British gross domestic product slumped by a worse-than-expected 0.7 percent in the three months to June, according to official data published just ahead of the London Olympics.
Elsewhere, the Paris CAC 40 gained 0.55 percent to 3,091.55 points and Frankfurt’s DAX 30 rose 0.43 percent to 6,417.78 as investors set aside news of sliding German investor confidence.
Italian and Spanish markets rebounded sharply, clawing back some of their recent losses suffered on eurozone debt crisis concerns. Milan jumped 1.46 percent and Madrid rallied 1.75 percent.
In foreign exchange deals, the euro climbed to $1.2141 from $1.2063 in New York late Tuesday, when it had tumbled to a two-year low at $1.2043.
“The lack of movement on the FTSE … with the index barely in positive territory, belies the growing storm clouds threatening financial markets,” said analyst Chris Beauchamp at trading group IG Index.
European equities fell in choppy trade on Tuesday on persistent eurozone tensions with Spanish borrowing costs still at danger levels, sparking fresh talk of a full bailout.
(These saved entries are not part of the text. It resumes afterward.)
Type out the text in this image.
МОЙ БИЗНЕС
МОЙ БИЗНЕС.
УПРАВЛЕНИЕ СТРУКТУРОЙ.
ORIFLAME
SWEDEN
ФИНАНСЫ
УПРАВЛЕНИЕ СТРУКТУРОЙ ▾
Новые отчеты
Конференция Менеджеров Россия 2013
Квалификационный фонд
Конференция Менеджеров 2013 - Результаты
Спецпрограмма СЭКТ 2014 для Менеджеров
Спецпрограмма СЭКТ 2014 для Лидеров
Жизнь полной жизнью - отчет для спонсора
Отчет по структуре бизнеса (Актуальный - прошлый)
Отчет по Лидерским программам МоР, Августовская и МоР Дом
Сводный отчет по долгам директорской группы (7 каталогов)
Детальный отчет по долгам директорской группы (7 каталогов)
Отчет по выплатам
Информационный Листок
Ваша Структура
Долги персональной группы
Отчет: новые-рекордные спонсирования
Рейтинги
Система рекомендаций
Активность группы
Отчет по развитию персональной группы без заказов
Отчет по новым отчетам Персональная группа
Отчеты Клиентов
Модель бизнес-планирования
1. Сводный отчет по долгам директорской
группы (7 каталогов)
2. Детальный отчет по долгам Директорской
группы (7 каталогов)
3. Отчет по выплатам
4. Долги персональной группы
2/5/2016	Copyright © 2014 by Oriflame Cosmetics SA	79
“The list of woes for the global economy seems to get longer by the day, meaning that optimists are struggling to find any reason to stay upbeat,” said Beauchamp.
“The steady deterioration in Spain’s financial position continues as bond yields climb ever higher.
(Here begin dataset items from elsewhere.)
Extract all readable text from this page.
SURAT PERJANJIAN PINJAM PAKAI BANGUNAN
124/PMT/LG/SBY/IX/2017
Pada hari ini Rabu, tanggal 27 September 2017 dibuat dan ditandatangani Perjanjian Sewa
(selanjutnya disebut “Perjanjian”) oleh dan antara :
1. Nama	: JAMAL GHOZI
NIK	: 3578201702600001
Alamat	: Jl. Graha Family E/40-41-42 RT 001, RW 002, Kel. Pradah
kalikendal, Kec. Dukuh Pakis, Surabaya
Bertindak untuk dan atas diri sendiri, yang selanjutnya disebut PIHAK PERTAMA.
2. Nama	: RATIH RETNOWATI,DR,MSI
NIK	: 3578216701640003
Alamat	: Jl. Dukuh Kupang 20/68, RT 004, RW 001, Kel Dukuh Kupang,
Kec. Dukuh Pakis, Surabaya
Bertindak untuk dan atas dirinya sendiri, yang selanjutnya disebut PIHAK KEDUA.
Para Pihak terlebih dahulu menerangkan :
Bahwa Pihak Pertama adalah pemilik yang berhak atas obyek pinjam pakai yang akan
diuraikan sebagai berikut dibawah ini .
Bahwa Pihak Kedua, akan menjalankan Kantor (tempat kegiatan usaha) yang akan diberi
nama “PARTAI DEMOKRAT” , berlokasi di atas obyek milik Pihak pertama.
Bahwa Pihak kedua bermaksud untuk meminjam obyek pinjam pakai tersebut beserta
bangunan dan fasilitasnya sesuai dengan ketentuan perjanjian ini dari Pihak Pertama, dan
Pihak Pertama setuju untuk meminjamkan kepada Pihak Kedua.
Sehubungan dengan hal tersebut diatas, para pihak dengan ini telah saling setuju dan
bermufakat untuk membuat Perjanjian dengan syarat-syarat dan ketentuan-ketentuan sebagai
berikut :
“Any debate about a bailout for Spain inevitably ends with a mention of Italy as the next domino but there still isn’t enough money in the pot to rescue both of them.
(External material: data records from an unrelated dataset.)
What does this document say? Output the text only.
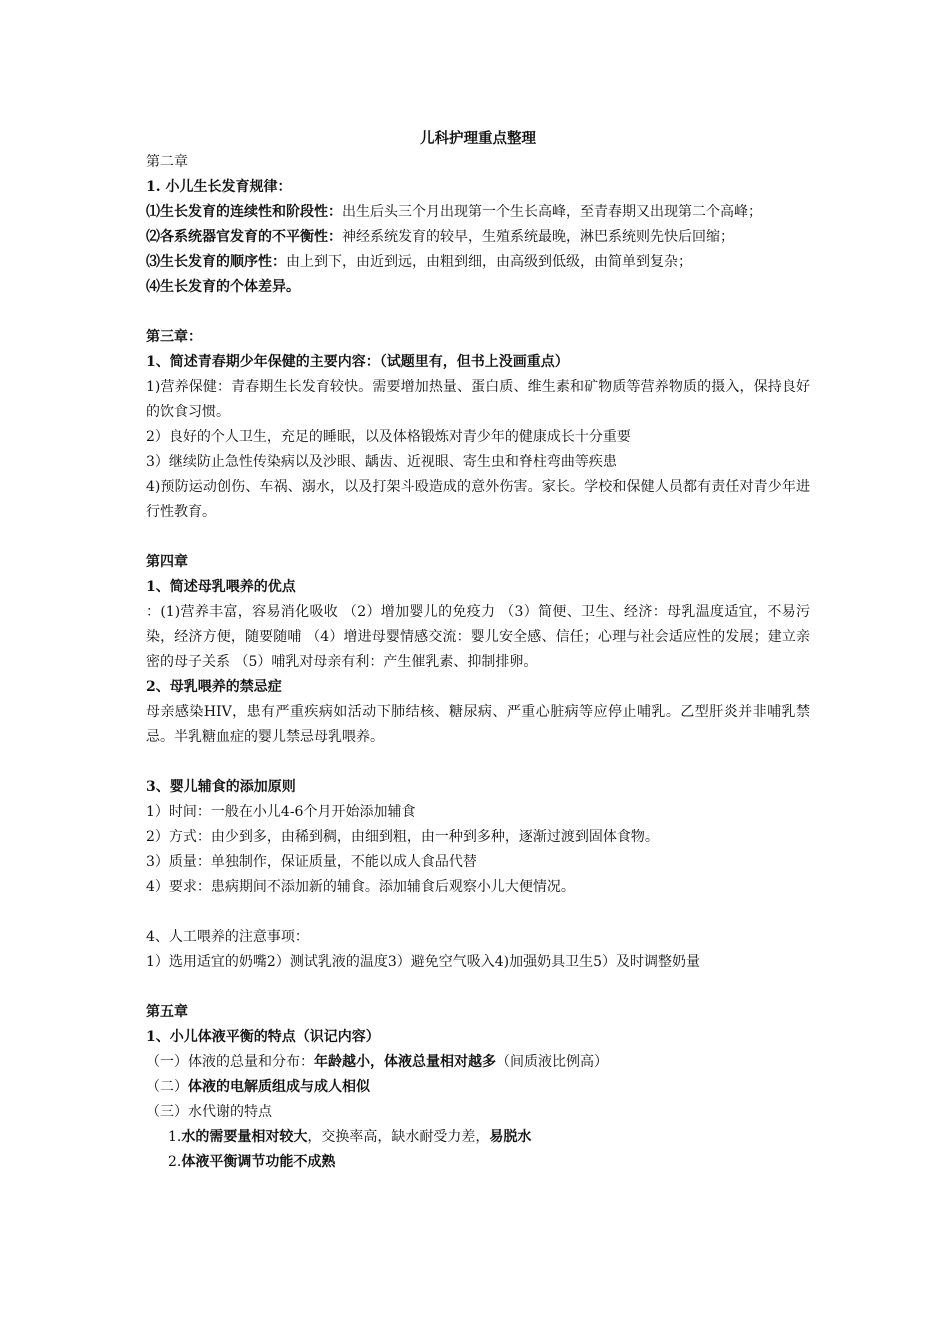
儿科护理重点整理

第二章

1. 小儿生长发育规律：

⑴生长发育的连续性和阶段性：出生后头三个月出现第一个生长高峰，至青春期又出现第二个高峰；

⑵各系统器官发育的不平衡性：神经系统发育的较早，生殖系统最晚，淋巴系统则先快后回缩；

⑶生长发育的顺序性：由上到下，由近到远，由粗到细，由高级到低级，由简单到复杂；

⑷生长发育的个体差异。

第三章：

1、简述青春期少年保健的主要内容：（试题里有，但书上没画重点）

1)营养保健：青春期生长发育较快。需要增加热量、蛋白质、维生素和矿物质等营养物质的摄入，保持良好的饮食习惯。

2）良好的个人卫生，充足的睡眠，以及体格锻炼对青少年的健康成长十分重要

3）继续防止急性传染病以及沙眼、龋齿、近视眼、寄生虫和脊柱弯曲等疾患

4)预防运动创伤、车祸、溺水，以及打架斗殴造成的意外伤害。家长。学校和保健人员都有责任对青少年进行性教育。

第四章

1、简述母乳喂养的优点

：(1)营养丰富，容易消化吸收 （2）增加婴儿的免疫力 （3）简便、卫生、经济：母乳温度适宜，不易污染，经济方便，随要随哺 （4）增进母婴情感交流：婴儿安全感、信任；心理与社会适应性的发展；建立亲密的母子关系 （5）哺乳对母亲有利：产生催乳素、抑制排卵。

2、母乳喂养的禁忌症

母亲感染HIV，患有严重疾病如活动下肺结核、糖尿病、严重心脏病等应停止哺乳。乙型肝炎并非哺乳禁忌。半乳糖血症的婴儿禁忌母乳喂养。

3、婴儿辅食的添加原则

1）时间：一般在小儿4-6个月开始添加辅食

2）方式：由少到多，由稀到稠，由细到粗，由一种到多种，逐渐过渡到固体食物。

3）质量：单独制作，保证质量，不能以成人食品代替

4）要求：患病期间不添加新的辅食。添加辅食后观察小儿大便情况。

4、人工喂养的注意事项：

1）选用适宜的奶嘴2）测试乳液的温度3）避免空气吸入4)加强奶具卫生5）及时调整奶量

第五章

1、小儿体液平衡的特点（识记内容）

（一）体液的总量和分布：年龄越小，体液总量相对越多（间质液比例高）

（二）体液的电解质组成与成人相似

（三）水代谢的特点

1.水的需要量相对较大，交换率高，缺水耐受力差，易脱水

2.体液平衡调节功能不成熟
“As if that wasn’t bad enough, tech giant Apple failed to match its usual form, announcing a rare earnings miss (overnight) … that provoked a brief flurry of panic among investors.
“Finally, UK GDP data provided a particularly nasty surprise this morning,” Beauchamp added.
Asian stock markets closed lower on Wednesday as investors played catch-up with Tuesday’s European and US performance amid growing fears Spain would need a full bailout.
Japanese shares were also hurt by news the country had posted a record trade deficit in the first six months of the year as energy costs soared and exports to key markets tumbled while the strong yen also weighed.
Tokyo closed down 1.44 percent, Seoul fell 1.37 percent and Sydney lost 0.23 percent. Hong Kong retreated 0.14 percent and Shanghai dipped 0.49 percent as tech stocks were hit by Apple’s results.
All eyes remain firmly on Europe, where Madrid remains in focus as its borrowing costs for benchmark 10-year bonds reached 7.621 percent on Tuesday, well into the danger zone for long-term funds.
The figure is around the levels that forced Greece, Ireland and Portugal to seek bailouts.
For Germany, the Ifo economic institute said Wednesday that business confidence dropped for the third month in a row in July as companies grew increasingly pessimistic about the fallout from the eurozone debt turmoil.
The closely-watched Ifo business climate index dropped to 103.3 points in July from 105.2 points in June, a slightly steeper decline than expectations.
Across the Atlantic, Wall Street fell sharply Tuesday on growing concerns about Europe’s debt crisis, soft corporate earnings at home and a weak manufacturing report.
The Dow Jones Industrial Average closed with triple-digit losses for the third straight day, down 104.14 points or 0.82 percent at 12,617.32 points.
After the closing bell, Apple announced that quarterly profit rose 20.5 percent to $8.8 billion on hot iPad sales but that was slightly shy of forecasts.
The firm blamed the outcome on customers putting off buying the iPhone ahead of the expected release of the updated iPhone 5 model later in the year.